The Letts diary is, simply put, the perfect organizational device for everyday life. It can't die, it can't get drained, it's slim, easily transportable, cheap, highly useful and stylish to boot. No PDA can compete with its slim outline and old-school feel. All your numbers go in the back (it's a pleasure, actually, to write them in year after year, I'm not kidding), all your dates get written in ink on the day you have them. You can put post-its in there, customize the inside covers (crucial to maximizing your Letts) and use paper clips to keep the week straight. The latest version has beefed up to fifteen months, yet is still less than a half inch thick and rules my world.

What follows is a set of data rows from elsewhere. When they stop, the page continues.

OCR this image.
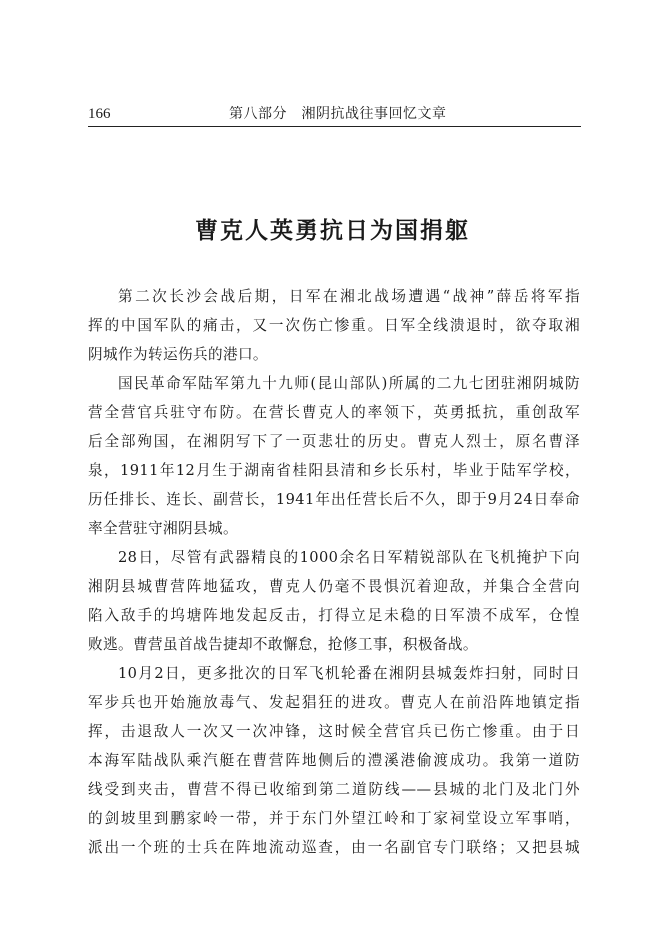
166	第八部分　湘阴抗战往事回忆文章
曹克人英勇抗日为国捐躯

第二次长沙会战后期，日军在湘北战场遭遇“战神”薛岳将军指
挥的中国军队的痛击，又一次伤亡惨重。日军全线溃退时，欲夺取湘
阴城作为转运伤兵的港口。

国民革命军陆军第九十九师(昆山部队)所属的二九七团驻湘阴城防
营全营官兵驻守布防。在营长曹克人的率领下，英勇抵抗，重创敌军
后全部殉国，在湘阴写下了一页悲壮的历史。曹克人烈士，原名曹泽
泉，1911年12月生于湖南省桂阳县清和乡长乐村，毕业于陆军学校，
历任排长、连长、副营长，1941年出任营长后不久，即于9月24日奉命
率全营驻守湘阴县城。

28日，尽管有武器精良的1000余名日军精锐部队在飞机掩护下向
湘阴县城曹营阵地猛攻，曹克人仍毫不畏惧沉着迎敌，并集合全营向
陷入敌手的坞塘阵地发起反击，打得立足未稳的日军溃不成军，仓惶
败逃。曹营虽首战告捷却不敢懈怠，抢修工事，积极备战。

10月2日，更多批次的日军飞机轮番在湘阴县城轰炸扫射，同时日
军步兵也开始施放毒气、发起猖狂的进攻。曹克人在前沿阵地镇定指
挥，击退敌人一次又一次冲锋，这时候全营官兵已伤亡惨重。由于日
本海军陆战队乘汽艇在曹营阵地侧后的澧溪港偷渡成功。我第一道防
线受到夹击，曹营不得已收缩到第二道防线——县城的北门及北门外
的剑坡里到鹏家岭一带，并于东门外望江岭和丁家祠堂设立军事哨，
派出一个班的士兵在阵地流动巡查，由一名副官专门联络；又把县城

I enjoy the renewal each summer (I carry the academic diary, it just fits my life and once you’re on a cycle...it continues). People who carry the diary know each other by sight. “Oh, you're in the club.” We nod at each other, look each others systems over. The ink and pencils. The post-its. The inside covers. Some people fold their pages in neat triangles to cancel them out. The diary, though, is even greater as a repository.
I always have notes and ideas that are slipped in the back. I put stamps in there, directions, whatever I need. I paste in important pages or cuttings. Plus, there are plenty of blank note pages and useful information (conversions, etc.)
Technology is a good thing. I love when it makes my life better, or even just thrills me. But for my addresses and contact numbers, the pen and paper are hard to beat. And in that world, the Letts diary is simply head and shoulders over Day Runner or any of the other major brands. They're notoriously hard to find (they're British). If you start, however, you will never go back. I promise.